Od 2001 roku przez ponad dekadę związany był z zespołem Pink Freud z którym nagrał pięć albumów. Równocześnie współpracował z przedstawicielami sceny yassowej i jazzowej, Olem Walickim, Tymonem Tymańskim, Leszkiem Możdżerem, Marcinem Maseckim, Tomaszem Stańko, Piotrem Pawlakiem, Mikołajem Trzaską. Uczestniczył w koncertach i nagraniach m.in Barbary Wrońskiej, Brodki, Kasi Nosowskiej, Ani Dąbrowskiej, Gaby Kulki, Natalii Grosiak, Pauliny Przybysz, Smolika, Zbigniewa Wodeckiego, Skubasa, Tomka Organka, Piotra Roguckiego i wielu innych.
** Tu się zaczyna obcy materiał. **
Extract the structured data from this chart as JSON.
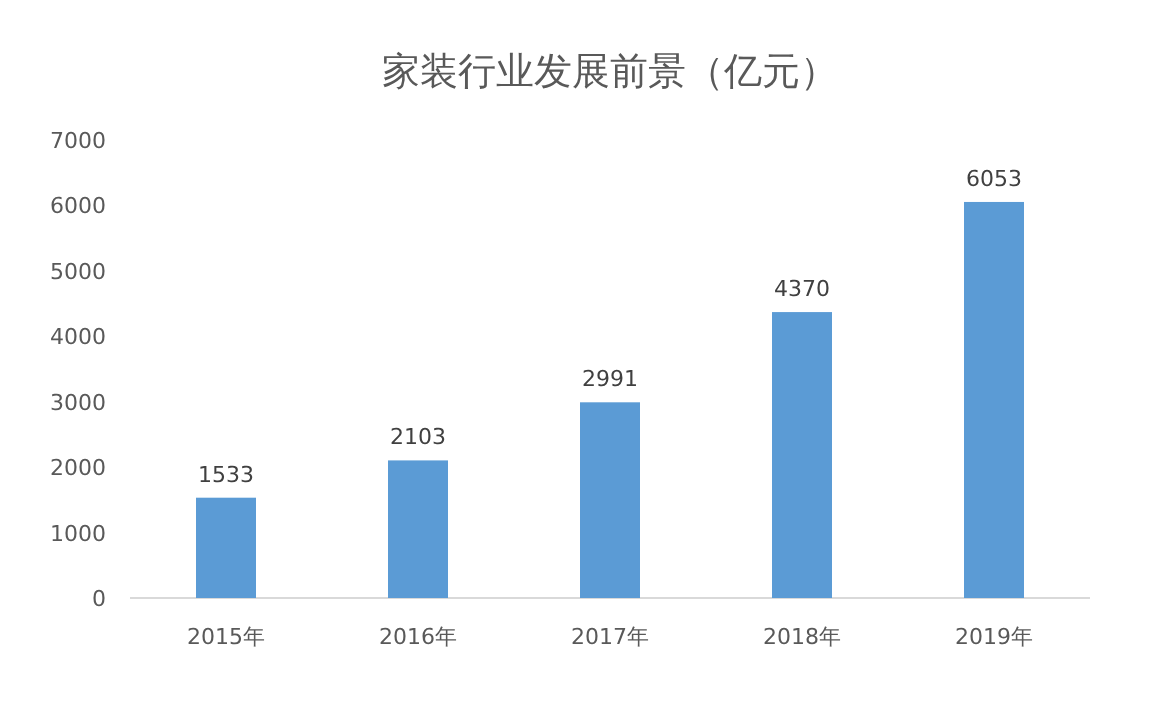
{
  "chart_data": {
    "type": "bar",
    "title": "家装行业发展前景（亿元）",
    "categories": [
      "2015年",
      "2016年",
      "2017年",
      "2018年",
      "2019年"
    ],
    "values": [
      1533,
      2103,
      2991,
      4370,
      6053
    ],
    "color": "#5b9bd5",
    "ylim": [
      0,
      7000
    ],
    "yticks": [
      0,
      1000,
      2000,
      3000,
      4000,
      5000,
      6000,
      7000
    ],
    "data_labels": true,
    "grid": false
  }
}
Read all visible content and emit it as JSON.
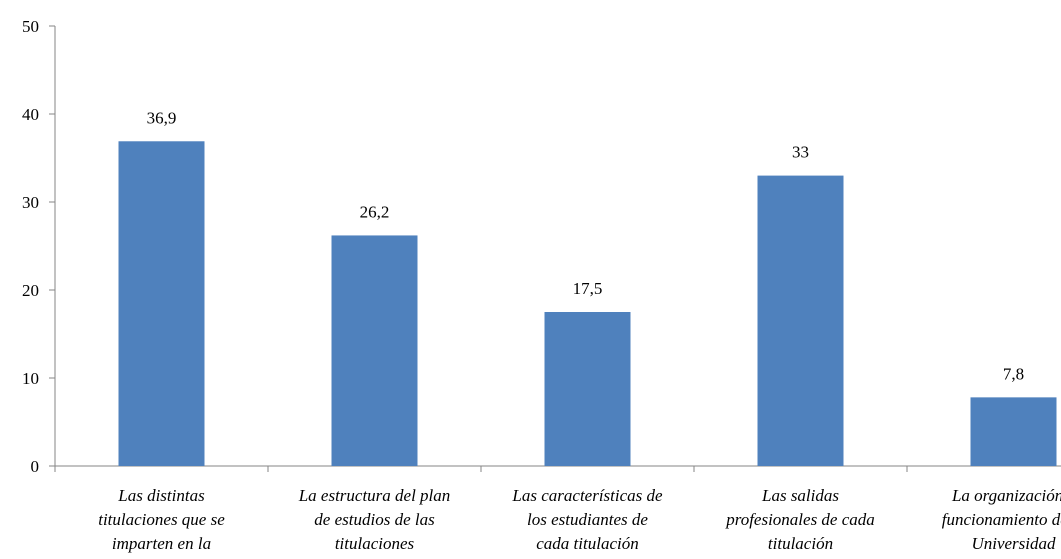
{
  "chart_data": {
    "type": "bar",
    "categories": [
      "Las distintas titulaciones que se imparten en la",
      "La estructura del plan de estudios de las titulaciones",
      "Las características de los estudiantes de cada titulación",
      "Las salidas profesionales de cada titulación",
      "La organización y funcionamiento de la Universidad"
    ],
    "category_label_lines": [
      [
        "Las distintas",
        "titulaciones que se",
        "imparten en la"
      ],
      [
        "La estructura del plan",
        "de estudios de las",
        "titulaciones"
      ],
      [
        "Las características de",
        "los estudiantes de",
        "cada titulación"
      ],
      [
        "Las salidas",
        "profesionales de cada",
        "titulación"
      ],
      [
        "La organización y",
        "funcionamiento de la",
        "Universidad"
      ]
    ],
    "values": [
      36.9,
      26.2,
      17.5,
      33,
      7.8
    ],
    "value_labels": [
      "36,9",
      "26,2",
      "17,5",
      "33",
      "7,8"
    ],
    "yticks": [
      "0",
      "10",
      "20",
      "30",
      "40",
      "50"
    ],
    "ylim": [
      0,
      50
    ],
    "title": "",
    "xlabel": "",
    "ylabel": "",
    "grid": false,
    "legend": "none",
    "bar_color": "#4F81BD",
    "axis_color": "#868686"
  }
}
W 2018 Staruszkiewicz wraz Dawidem Podsiadło, Kortezem i Krzysztofem Zalewskim brał udział w 9ej odsłonie orkiestry Męskiego Grania z którą nagrał utwór Początek. W tym samym roku był odpowiedzialny za stworzenie aranżacji i części muzycznej widowiska Sopot Remake 68. W roku 2019 pod nazwą Pat Jacob, ukazał się materiał z utworami i piosenkami inspirowanymi folkiem i muzyką islandzką, skomponowany i wyprodukowany wraz z Patem Stawińskim. Obecnie współpracuje z Marią Peszek, Natalią Przybysz, Krzysztofem Zalewskim i Muńkiem Staszczykiem.